Look at IP over Ethernet. On input, the mbuf chain for a packet has to
hold the MAC header. For Ethernet, that's src address, dst address,
ethertype: 14 bytes. The IP and TCP (or UDP) code is engineered to
have headers that are a multipel of 32 bits, and the networking code
assumes that the input mbufs it gets are suitably aligned. We might
like to DMA to/from 32-bit or even 64-bit--aligned chunks; but on
input, that'll immediatley cause IP and TCP to do a copy of their
headers; and on output, I think the 14-byte Ethernet header in front
of a 32-bit aligned IP/TCP or IP/UDP header is going to force another
copy.
I've instrumented (and tuned) if_le_iaosic code, which has to beween
mbuf chains and alternating 16-byte chunks of a DMA buffer.

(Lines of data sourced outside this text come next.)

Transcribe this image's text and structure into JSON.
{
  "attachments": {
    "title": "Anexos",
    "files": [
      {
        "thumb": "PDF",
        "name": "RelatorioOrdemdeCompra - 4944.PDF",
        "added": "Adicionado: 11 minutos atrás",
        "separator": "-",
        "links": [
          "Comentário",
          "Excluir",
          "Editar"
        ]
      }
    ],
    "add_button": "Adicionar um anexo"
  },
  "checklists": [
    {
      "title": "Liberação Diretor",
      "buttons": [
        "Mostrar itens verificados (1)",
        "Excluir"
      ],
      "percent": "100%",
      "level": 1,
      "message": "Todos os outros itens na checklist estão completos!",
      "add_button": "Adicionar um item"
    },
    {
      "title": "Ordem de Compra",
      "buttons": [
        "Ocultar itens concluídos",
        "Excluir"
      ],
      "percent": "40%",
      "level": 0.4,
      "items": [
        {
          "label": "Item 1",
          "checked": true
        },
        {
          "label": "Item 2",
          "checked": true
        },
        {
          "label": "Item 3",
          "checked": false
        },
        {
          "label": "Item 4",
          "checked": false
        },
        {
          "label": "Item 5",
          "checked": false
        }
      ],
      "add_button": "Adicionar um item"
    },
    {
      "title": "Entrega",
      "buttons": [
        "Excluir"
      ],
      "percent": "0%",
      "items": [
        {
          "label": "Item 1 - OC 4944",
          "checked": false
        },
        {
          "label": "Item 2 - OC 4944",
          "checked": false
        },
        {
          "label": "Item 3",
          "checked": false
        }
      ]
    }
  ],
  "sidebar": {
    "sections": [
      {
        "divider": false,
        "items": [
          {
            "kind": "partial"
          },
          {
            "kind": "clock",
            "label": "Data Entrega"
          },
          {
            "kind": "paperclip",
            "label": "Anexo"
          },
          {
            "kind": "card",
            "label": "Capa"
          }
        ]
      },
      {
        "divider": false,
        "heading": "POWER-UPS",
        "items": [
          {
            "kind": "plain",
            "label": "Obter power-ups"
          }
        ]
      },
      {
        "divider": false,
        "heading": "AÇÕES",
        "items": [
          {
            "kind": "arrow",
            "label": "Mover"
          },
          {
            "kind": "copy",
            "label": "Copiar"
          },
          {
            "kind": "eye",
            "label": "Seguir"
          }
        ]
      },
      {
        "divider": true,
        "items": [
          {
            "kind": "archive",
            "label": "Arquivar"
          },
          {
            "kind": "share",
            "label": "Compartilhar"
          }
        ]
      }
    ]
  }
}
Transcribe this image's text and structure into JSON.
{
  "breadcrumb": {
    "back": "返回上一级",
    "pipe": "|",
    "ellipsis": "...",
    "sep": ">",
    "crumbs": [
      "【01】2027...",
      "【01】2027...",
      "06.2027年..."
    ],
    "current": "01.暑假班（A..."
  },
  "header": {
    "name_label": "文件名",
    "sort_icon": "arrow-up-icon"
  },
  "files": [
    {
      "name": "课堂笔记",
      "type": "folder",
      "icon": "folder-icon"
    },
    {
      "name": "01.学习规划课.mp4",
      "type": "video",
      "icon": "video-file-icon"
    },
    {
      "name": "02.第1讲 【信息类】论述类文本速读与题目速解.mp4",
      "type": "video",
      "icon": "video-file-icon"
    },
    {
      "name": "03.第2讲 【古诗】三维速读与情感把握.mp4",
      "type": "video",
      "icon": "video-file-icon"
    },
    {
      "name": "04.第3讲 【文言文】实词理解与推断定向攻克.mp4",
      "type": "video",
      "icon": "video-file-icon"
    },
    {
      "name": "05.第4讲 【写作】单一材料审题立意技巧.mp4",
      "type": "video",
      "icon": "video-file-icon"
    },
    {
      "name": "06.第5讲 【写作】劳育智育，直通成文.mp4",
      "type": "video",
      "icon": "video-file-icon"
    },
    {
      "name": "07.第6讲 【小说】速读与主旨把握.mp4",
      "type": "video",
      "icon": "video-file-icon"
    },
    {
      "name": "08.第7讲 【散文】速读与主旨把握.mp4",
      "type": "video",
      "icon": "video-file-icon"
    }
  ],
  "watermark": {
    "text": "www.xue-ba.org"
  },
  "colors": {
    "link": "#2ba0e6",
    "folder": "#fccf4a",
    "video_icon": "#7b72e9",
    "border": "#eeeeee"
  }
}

The vast
majority of the calls of the the calls end up are for odd-word-aligned
data. On a mips, that nearly doubles the cost of copying to/from the
static LANCE buffer.
A vanishingly small fraction, less than 1 in 10000, were for
odd-byte-aligned data. You'd like to eliminate those; I'd prefer to
eliminate the odd-word alignment which is caused by the ethernet
header. Given the 32-bit-alignment bug^H^H^H constraint on Tulip DMA,
and the extra copy that (apparently) costs the if_de driver, I'd guess
Matt Thomas might like to *relax* alignment constraints :)
There's no excuse for odd-byte-aligned mbuf data. If that's what
you're worried about, find out what's causing is to find out what's
causing the odd-byte-aligned mbufs, and and fix it so it doesn't do
that anymore. Add code to the copytodev part of your driver that
looks for odd-aigned mbuf data, and dump the entire chain if you find
any. Then figure out what protocol is generating the odd-byte data,
and then look at the code for that protocol.
My first guess is NFS xdr encoding. Most of the rest of the IP/TCP/UDP
code is careful to avoid such grossness.